The more he drank and took drugs, the more violent he became.  Many times Essie would run from her home screaming down the street with her husband right behind her.


Essie finally filed for divorce from her husband when he went too far and came after her with an ax.

The doctor left town before he could be served with the papers.

Supposedly, Dr. Mentzer sobered up and wrote Essie a sincere letter of apology, stating what he had done was inexcusable and he was going out west to Colorado, Telluride to be exact, to make a new man of himself.


Well, Essie, who was a trusting soul, decided to travel to Telluride to be with her supposedly reformed husband.

It didn't take her long to see that being out in the rough territory of Colorado increased his demons within himself.

He had been driven insane.  Oh he was cleaned up and charming when he met her at the train in Telluride, his old self like when they first met, but she soon found out that he was pure evil.


He became cautious in his pursuit of his psychotic pleasures.  All outward appearances showed a man of learning and a handsome one at that.

He gave Essie anything she could possibly want and she was quite content to stroll the streets on her husband's arm.



Behind closed doors, a different scenario emerged.  His abuse used to be uncontrolled fits of rage, now they were calculated.

With her family too far away to help her, she was powerless to fight the monster her husband had become.


Everything came to a head in October, 1898 and Essie became the railroad ghost of Telluride.

Essie's brother and his wife came out to Telluride to visit his sister.  They were welcomed in the home and stayed there overnight.



The story goes that brother Will and Dr. Mentzer were talking about business in Colorado after dinner.

Will's wife was watching Essie's increasing anxiety.  The doctor would often leave the room and head for the bathroom.  When he returned, his eyes were clouded over and couldn't talk coherently.

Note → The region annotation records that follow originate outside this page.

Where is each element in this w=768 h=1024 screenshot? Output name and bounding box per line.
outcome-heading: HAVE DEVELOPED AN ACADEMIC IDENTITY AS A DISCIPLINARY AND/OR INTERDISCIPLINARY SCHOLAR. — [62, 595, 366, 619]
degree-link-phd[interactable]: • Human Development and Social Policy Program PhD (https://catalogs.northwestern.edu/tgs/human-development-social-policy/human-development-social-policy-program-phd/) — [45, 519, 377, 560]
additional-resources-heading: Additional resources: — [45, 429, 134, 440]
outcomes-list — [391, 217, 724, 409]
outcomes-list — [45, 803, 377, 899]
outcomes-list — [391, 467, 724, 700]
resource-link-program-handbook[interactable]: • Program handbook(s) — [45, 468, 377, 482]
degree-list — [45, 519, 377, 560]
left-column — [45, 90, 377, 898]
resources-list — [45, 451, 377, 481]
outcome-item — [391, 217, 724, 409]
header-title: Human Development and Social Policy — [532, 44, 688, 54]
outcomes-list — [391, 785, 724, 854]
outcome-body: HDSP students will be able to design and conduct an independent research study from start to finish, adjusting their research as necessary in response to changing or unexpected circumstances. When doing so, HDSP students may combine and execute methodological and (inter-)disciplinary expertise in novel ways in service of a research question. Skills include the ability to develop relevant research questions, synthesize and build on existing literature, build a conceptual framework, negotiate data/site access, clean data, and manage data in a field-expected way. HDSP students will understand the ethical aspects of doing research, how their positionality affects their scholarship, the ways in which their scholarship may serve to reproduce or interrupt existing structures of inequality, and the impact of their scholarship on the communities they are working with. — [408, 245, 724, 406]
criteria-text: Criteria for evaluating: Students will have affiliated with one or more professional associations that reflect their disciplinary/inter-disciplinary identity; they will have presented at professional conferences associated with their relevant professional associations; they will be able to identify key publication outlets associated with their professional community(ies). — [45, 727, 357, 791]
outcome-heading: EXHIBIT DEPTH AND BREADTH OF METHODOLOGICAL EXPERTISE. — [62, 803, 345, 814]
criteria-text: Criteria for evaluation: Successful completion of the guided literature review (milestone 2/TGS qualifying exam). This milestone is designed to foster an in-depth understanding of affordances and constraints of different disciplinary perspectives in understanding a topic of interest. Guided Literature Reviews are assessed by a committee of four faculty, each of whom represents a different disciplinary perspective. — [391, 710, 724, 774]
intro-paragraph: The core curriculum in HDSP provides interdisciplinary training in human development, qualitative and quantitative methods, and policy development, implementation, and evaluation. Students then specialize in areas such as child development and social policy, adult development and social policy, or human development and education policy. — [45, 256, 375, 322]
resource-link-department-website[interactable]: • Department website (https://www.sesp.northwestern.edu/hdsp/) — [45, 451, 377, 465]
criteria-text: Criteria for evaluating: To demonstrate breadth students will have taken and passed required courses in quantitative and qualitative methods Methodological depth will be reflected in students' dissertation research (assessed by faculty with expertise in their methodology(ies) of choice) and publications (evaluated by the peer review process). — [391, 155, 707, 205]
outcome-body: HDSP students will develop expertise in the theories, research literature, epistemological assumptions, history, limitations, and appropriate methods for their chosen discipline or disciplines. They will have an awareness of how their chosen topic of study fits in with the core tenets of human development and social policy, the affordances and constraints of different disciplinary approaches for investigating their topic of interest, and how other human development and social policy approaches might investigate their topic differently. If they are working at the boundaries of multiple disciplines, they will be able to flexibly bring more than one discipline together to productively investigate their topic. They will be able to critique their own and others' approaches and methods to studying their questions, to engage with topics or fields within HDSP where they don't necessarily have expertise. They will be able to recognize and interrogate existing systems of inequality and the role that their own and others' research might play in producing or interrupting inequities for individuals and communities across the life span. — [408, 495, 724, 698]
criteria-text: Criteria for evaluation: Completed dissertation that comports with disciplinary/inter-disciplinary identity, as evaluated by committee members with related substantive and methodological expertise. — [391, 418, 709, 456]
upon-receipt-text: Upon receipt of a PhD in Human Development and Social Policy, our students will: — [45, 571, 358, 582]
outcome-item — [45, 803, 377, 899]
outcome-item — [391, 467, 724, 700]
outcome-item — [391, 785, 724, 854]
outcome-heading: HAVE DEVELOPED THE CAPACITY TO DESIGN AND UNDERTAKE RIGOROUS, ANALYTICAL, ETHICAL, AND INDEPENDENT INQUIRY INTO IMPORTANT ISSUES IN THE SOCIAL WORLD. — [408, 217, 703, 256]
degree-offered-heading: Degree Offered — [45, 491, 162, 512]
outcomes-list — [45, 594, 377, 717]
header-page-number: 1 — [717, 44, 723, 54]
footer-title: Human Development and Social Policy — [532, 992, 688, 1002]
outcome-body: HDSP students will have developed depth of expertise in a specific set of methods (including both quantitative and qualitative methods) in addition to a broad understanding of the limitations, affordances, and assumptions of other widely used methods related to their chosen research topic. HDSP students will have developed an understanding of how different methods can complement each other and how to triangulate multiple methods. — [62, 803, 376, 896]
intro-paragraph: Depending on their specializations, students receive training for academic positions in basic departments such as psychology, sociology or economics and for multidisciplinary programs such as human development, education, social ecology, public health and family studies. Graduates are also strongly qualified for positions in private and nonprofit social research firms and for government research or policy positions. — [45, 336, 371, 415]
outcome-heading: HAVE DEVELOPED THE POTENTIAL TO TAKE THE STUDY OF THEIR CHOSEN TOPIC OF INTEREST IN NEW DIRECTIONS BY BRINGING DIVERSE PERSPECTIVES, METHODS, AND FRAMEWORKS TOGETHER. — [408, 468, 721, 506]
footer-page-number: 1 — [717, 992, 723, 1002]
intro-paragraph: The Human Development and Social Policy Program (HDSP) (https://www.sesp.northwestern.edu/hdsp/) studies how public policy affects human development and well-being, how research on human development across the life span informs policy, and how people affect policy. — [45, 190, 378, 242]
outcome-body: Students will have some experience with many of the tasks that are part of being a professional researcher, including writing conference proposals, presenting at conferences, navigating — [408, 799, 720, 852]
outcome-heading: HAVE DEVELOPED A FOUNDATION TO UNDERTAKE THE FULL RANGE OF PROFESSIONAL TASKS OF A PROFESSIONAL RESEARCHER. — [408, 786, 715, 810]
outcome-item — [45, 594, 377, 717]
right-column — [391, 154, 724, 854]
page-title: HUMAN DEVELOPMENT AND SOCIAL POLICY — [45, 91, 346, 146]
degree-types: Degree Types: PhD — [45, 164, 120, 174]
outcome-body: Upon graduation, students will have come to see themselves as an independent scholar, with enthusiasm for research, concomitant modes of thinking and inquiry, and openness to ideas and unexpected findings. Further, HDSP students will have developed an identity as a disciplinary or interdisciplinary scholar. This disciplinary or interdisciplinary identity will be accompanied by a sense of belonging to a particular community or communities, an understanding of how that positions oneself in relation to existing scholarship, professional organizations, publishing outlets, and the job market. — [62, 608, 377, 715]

Not only was he drinking, but abusing drugs with Essie's brother in the house.


Finally, everyone decided to call it a night.  Will and his wife were getting ready for bed, when they heard a terrifying scream from the parlor downstairs.

He raced from the room and came face to face with his brother-in-law, standing over Essie with a gun raised in the air.  He had just smashed her head with it.



The doctor was leering and frothing at the mouth like a craven animal.

When Will confronted him, he grabbed Essie off the floor, put the gun to her head and pulled the trigger.


Essie's brother attacked the doctor, beat him senseless and almost broke every bone in his body.

He sat on the floor and looked at his dead sister, a pleading look on her face as she took her last breath.



This was the pleading look that living passengers saw when she appeared to them on the night train out of Telluride.

Many have experienced the railroad ghost. It is ironic that as much as Essie wanted to get away from her abusive husband, she only got as far as 10 miles outside of Telluride before her ghostly form would disappear.